I was originally supposed to go to De Kas in Amsterdam in March 2020 but a certain pandemic put paid to that plan. After an interminable series of delays, I finally got to go two years behind schedule. It was worth the wait.
I don’t usually like to pre-judge a restaurant by other reviews or PR fluff. I’d already clocked De Kas’ Green Michelin star in my due diligence, and it has built a great reputation since 2001, but in this case it was a friendly Uber driver called Edwin who set the scene (and you need an Uber really for this part of Amsterdam – a city I usually get lost in at the best of times, often for bar-related reasons). Edwin asked “have you ever been to De Kas before? If not, you’re in for a treat.” He also earned himself a tip for driving as far as it was possible to go and then giving clear directions for the restaurant. Well, in theory, you can’t miss it as there is only one big greenhouse in the Frankendael park. It’s as conspicuous as a shoebill in a chocolate fountain but geography has never been my strong suit.

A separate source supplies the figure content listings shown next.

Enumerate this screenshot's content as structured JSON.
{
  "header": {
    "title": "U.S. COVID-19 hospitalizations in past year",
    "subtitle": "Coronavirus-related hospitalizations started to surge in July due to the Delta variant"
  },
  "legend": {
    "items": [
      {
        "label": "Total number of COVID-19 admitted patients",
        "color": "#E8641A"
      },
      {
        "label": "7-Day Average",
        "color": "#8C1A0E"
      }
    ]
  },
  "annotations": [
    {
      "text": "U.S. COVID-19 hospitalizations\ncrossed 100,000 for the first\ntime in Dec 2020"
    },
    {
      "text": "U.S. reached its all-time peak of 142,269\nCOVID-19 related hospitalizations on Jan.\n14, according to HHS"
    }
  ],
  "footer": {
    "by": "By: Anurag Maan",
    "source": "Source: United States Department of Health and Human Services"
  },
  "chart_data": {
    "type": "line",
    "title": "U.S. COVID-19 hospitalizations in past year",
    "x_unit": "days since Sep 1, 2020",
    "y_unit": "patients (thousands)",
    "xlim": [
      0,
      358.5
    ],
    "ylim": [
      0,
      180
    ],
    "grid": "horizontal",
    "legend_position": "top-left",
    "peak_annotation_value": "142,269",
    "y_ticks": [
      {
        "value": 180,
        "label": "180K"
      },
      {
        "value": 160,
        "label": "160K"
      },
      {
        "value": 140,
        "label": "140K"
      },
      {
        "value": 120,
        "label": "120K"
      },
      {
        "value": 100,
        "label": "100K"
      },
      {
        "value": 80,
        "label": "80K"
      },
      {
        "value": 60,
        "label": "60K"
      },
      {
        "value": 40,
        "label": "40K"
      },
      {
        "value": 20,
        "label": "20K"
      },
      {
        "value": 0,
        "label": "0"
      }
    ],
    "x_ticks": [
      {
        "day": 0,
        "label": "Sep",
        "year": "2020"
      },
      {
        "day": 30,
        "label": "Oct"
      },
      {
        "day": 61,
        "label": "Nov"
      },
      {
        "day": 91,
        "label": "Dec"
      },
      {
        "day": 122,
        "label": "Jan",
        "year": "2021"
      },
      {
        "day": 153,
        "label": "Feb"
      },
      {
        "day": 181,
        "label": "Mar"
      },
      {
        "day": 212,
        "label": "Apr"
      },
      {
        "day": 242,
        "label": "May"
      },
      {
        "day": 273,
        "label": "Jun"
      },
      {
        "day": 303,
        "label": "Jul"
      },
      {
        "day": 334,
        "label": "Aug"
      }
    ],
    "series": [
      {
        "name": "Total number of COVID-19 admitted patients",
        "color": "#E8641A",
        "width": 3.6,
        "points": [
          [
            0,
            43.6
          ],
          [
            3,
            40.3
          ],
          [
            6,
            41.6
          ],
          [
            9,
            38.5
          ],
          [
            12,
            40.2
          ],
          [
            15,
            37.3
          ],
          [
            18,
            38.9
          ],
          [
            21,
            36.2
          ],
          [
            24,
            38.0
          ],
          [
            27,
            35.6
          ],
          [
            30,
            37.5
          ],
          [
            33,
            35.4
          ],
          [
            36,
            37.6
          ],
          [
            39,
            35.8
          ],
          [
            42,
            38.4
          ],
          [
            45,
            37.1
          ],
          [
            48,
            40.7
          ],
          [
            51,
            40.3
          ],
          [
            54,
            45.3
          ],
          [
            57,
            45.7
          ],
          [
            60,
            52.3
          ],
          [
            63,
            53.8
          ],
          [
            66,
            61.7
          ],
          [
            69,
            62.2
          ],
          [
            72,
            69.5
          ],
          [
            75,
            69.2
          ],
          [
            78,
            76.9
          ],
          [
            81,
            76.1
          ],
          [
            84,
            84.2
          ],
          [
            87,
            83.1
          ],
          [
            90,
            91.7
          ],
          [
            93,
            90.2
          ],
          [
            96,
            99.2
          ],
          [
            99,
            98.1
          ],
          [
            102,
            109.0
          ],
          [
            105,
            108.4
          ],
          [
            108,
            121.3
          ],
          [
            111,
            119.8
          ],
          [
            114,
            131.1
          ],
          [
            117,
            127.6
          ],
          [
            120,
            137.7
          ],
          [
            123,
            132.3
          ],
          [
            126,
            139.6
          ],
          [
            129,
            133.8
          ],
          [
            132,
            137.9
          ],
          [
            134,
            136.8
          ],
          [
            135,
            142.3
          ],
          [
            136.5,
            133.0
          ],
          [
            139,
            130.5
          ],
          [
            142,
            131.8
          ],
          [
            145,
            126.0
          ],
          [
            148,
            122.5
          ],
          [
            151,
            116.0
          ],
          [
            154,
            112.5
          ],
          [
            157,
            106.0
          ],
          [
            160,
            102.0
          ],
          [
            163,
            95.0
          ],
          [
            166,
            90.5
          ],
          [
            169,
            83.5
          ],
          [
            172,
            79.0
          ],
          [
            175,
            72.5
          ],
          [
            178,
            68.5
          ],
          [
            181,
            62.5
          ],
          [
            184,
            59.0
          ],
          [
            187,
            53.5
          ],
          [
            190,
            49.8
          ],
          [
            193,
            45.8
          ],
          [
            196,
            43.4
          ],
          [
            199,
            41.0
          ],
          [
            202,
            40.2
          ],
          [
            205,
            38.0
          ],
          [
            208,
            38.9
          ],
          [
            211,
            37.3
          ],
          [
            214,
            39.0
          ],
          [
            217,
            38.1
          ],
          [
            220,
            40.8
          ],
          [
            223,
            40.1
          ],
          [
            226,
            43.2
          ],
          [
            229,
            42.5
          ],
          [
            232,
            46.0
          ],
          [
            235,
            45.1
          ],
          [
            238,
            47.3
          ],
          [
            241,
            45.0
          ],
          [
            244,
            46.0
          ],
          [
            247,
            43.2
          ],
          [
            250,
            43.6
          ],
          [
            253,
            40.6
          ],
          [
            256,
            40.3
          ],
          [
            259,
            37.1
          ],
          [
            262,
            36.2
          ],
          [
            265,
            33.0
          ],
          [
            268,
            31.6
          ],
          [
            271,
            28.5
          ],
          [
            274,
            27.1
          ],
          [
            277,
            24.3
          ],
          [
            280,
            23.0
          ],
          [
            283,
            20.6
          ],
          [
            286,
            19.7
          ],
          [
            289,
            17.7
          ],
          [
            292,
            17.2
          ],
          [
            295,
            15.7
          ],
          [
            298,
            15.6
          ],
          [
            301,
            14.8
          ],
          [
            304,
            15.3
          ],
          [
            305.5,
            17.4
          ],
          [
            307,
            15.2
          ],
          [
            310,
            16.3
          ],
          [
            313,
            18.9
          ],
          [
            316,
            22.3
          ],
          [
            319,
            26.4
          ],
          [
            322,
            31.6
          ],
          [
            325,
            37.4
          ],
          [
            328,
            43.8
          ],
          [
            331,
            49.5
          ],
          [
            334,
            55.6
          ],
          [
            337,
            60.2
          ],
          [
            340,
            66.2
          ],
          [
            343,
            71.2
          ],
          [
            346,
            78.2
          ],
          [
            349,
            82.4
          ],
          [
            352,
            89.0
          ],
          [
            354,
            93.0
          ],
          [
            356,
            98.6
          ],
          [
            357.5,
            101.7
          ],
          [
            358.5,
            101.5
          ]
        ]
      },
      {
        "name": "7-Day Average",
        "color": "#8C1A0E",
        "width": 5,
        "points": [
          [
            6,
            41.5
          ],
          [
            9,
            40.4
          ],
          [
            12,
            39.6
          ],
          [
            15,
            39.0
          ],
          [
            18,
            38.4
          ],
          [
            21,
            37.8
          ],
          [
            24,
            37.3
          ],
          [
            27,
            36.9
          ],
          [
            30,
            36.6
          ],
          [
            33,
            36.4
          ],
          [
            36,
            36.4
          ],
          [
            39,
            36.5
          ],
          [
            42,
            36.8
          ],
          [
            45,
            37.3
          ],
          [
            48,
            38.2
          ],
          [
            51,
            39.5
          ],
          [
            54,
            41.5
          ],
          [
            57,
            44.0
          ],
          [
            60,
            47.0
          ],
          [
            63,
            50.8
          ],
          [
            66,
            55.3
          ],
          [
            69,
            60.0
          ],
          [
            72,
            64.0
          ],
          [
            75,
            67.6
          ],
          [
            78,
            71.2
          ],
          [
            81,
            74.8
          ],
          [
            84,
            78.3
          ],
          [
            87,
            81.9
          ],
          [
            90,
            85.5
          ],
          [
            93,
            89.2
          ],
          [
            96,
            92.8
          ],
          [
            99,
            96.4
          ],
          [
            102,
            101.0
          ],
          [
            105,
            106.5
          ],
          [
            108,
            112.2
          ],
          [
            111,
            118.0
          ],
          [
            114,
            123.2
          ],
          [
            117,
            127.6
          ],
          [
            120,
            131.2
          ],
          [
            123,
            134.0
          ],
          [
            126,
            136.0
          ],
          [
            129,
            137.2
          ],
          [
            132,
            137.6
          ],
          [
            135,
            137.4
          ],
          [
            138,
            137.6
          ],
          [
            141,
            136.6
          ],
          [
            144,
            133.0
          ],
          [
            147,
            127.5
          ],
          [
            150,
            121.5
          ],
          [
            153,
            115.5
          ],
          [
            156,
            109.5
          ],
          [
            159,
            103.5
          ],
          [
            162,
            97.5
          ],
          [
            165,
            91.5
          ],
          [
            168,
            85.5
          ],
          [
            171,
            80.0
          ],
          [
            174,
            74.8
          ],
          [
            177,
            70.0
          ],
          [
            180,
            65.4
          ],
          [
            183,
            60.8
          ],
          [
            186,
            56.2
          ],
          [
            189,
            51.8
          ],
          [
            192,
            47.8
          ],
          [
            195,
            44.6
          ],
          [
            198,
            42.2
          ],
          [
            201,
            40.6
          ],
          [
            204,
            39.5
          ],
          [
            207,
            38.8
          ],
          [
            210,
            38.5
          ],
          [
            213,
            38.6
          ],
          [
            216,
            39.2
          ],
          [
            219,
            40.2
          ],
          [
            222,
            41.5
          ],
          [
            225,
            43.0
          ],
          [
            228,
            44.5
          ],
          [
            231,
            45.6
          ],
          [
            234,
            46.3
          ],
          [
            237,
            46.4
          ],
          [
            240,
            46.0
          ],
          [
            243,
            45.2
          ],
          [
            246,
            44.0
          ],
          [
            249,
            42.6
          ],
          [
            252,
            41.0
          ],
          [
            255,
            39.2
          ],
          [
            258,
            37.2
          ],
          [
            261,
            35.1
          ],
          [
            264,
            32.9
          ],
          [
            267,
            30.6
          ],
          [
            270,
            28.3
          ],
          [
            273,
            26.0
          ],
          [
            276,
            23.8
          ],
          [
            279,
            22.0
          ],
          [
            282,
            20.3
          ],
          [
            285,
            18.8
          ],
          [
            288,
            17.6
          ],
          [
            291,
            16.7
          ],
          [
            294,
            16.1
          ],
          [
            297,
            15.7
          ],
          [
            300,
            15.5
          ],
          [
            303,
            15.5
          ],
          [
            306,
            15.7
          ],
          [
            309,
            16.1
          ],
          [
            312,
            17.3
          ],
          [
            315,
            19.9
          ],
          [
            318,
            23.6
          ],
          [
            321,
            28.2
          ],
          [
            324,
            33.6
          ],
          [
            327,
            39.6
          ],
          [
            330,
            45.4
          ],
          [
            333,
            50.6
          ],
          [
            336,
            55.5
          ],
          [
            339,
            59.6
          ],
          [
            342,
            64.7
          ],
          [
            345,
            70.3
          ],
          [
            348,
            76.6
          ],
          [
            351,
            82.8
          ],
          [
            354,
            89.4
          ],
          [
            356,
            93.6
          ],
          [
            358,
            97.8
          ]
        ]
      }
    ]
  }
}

After being seated and unnecessary coats removed (it’s a greenhouse after all), the ‘garden to plate’ concept was explained in perfect English. I could hear an internal sigh coming on but this introductory spiel mercifully lacked any evangelism (though they have their own branded tote bag – of course they do). The basic idea is you get what you’re given from whatever they’ve picked from the greenhouse that day, but not in a puritanical you-can’t-get-any-pudding-without-eating-your-vegetables way. This isn’t school, though if I’m to scramble around for any kind of criticism you could argue that this uniform approach comes at the expense of consumer choice. However, you could counter-argue that this means the kitchen is always playing to its strengths and no fig leaf will cover any embarrassment. And perhaps the consumer choice is coming here in the first place, doing your homework and knowing what to expect. A kebab joint it ain’t.
There’s a life-affirming pleasure in eating what you know is good for you, beaming as you sip Pinot Noir in a sunlit glasshouse, being literally full of beans
The whole primacy of the vegetable thing isn’t exactly new either, so shouldn’t be a shock to the unwary. Ever since Alain Passard’s légume epiphany in 2001, around the same time De Kas was established, many classically-trained chefs have been relegating meat to a walk-on role or cancelling it altogether. Many are doing it very well (Apricity in London, for instance).
At De Kas in Amsterdam even the most ardent meat lover will be converted by the end. There are slight flirtations with things that could once breathe or had a pulse, but they are cleverly executed. Take for example the beguiling starter of little gem, oyster and various sea vegetables. There wasn’t actually any oyster in it, just an oyster-flavoured emulsion. But what an emulsion, its salty tang being the perfect coating for the array of leaves. Meanwhile, a main course of grilled mackerel in a bouillabaisse foam with asparagus and couscous was the only dish with actual fish in it, and it was superb – everything was in perfect harmony and the light grilling of the fish really helped to enhance its natural flavour.
Before this, proceedings opened with a paper bag of sourdough bread, radishes and sugar snap peas to accompany a Dutch Negroni (The Netherlands arguably being the birthplace of gin). An intermediary course of more peas and broad beans came in a butter bean purée and decorated with nasturtium. You’d think this onslaught of veg would get tiresome after a while, but no. There’s a life-affirming pleasure in eating what you know is good for you, beaming as you sip Pinot Noir in a sunlit glasshouse, being literally full of beans.
For dessert – the only one on offer of course – beautifully macerated strawberries were served with buttermilk ice cream, basil leaves and laced with a little berry branch oil. Perhaps a dish like this, which is great for anyone without teeth, could benefit from a bit more structure and texture. But it was still delicious. A canelé with an espresso was a nice touch too.
And while eating in a greenhouse may be a slightly unusual experience, here you don’t feel like you’re Alan Partridge going to a garden centre. Lunch at De Kas is a perfectly acceptable recreational pursuit. The bill wasn’t bad at all either. Four courses, pre-lunch snacks, a Negroni, two glasses of wine and coffee came to about 70 quid. Not that the benefit of this was really felt thanks to Brexit’s impact on the exchange rate, but it was a lovely thought nonetheless.
I hope nothing, whether it be monkeypox or war, scuppers future travel plans as I certainly don’t want to leave it so long to visit Amsterdam and De Kas again. The locals are lucky to have this place.